There was just one problem. Actually, there were A LOT of problems. The seller received 5 other offers that day. The house was a short sale, which we had avoided because they are such a headache and often don’t work out and take forever if they do. I almost didn’t go see it because it was a short sale, but at this point we were widening the net. There was also an IRS lien on it. There was a mechanics lien on it. There was an 80/20 loan on it. Both our agent and the seller’s agent kept saying that because of the IRS lien and the 80/20 there was a very real possibility that the house would go into foreclosure before it would make it through the bank’s short sale process, and it could get tied up for years. The owner was renting it out to people, and he was pocketing the rent money. They said it would take a miracle to close on the house. I didn’t care. It was my house. I knew it. I stopped looking at other houses, even online. I WAS COMMITTED.
We love this fireplace. It is on the whole winter. We love to line up on it and warm up (or as Adam says, cook our insides). Don’t the kids look at home already?
Things just fell apart from there. Six weeks into the process, supposedly the bank’s whole short sale system crashed and they lost all of the applications. None of us believed that. That would be newsworthy from a bank of that size. And no other agents had heard anything like that. Likely truth? Someone forgot to input it or accidentally deleted it. So we had to resubmit everything and start over. Maddening.

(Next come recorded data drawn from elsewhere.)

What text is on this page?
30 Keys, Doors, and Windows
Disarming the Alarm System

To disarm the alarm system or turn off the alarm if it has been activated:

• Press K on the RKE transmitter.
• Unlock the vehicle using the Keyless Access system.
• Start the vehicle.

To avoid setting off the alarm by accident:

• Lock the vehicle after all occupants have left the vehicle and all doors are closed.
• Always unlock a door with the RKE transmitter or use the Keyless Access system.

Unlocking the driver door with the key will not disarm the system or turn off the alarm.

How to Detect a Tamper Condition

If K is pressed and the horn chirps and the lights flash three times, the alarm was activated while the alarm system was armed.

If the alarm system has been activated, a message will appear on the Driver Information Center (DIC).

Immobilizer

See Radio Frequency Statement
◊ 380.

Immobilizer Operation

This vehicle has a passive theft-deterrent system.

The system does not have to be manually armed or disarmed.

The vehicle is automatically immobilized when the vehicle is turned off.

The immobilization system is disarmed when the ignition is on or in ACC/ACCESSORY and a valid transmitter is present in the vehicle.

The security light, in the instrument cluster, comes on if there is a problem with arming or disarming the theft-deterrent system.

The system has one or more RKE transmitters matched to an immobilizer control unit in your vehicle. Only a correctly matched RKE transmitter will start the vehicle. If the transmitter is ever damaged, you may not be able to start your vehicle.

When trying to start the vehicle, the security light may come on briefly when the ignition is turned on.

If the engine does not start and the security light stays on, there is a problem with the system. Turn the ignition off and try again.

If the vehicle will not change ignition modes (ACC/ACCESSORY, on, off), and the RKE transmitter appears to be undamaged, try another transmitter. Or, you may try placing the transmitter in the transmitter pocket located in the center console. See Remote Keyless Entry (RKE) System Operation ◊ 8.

Hey kids, that’s not our furniture, so get your shoes off the couch.
Above the garage is a massive room (as in, about the same size as our first apartment) that became our toy room, which is like a dream for a mom. All toys stay upstairs. It cuts down on the mess DRAMATICALLY. They can make all the mess they want up there. I make them clean it up about 4 times a year. It is their space.
From our bed we watch the sun coming up over the mountains. It is so beautiful.
And that is how things went for several months. Ups and downs and bad news and constant reminders that this probably wouldn’t happen, but I knew it would.
In the three years we’ve lived here, we’ve changed a lot of things to make it our own. Before we moved in I painted the dining room and our bedroom, finished the basement, replaced all the countertops, added lockers to the laundry room, backsplash in the kitchen, put up a barn door, added doors on the living room, built ins on either side of the fireplace, painted all the exterior doors, extended the patio and added a fire pit and built in bench, landscaped the yard, the list is endless. I’ll show updated pictures in a later post of before and after.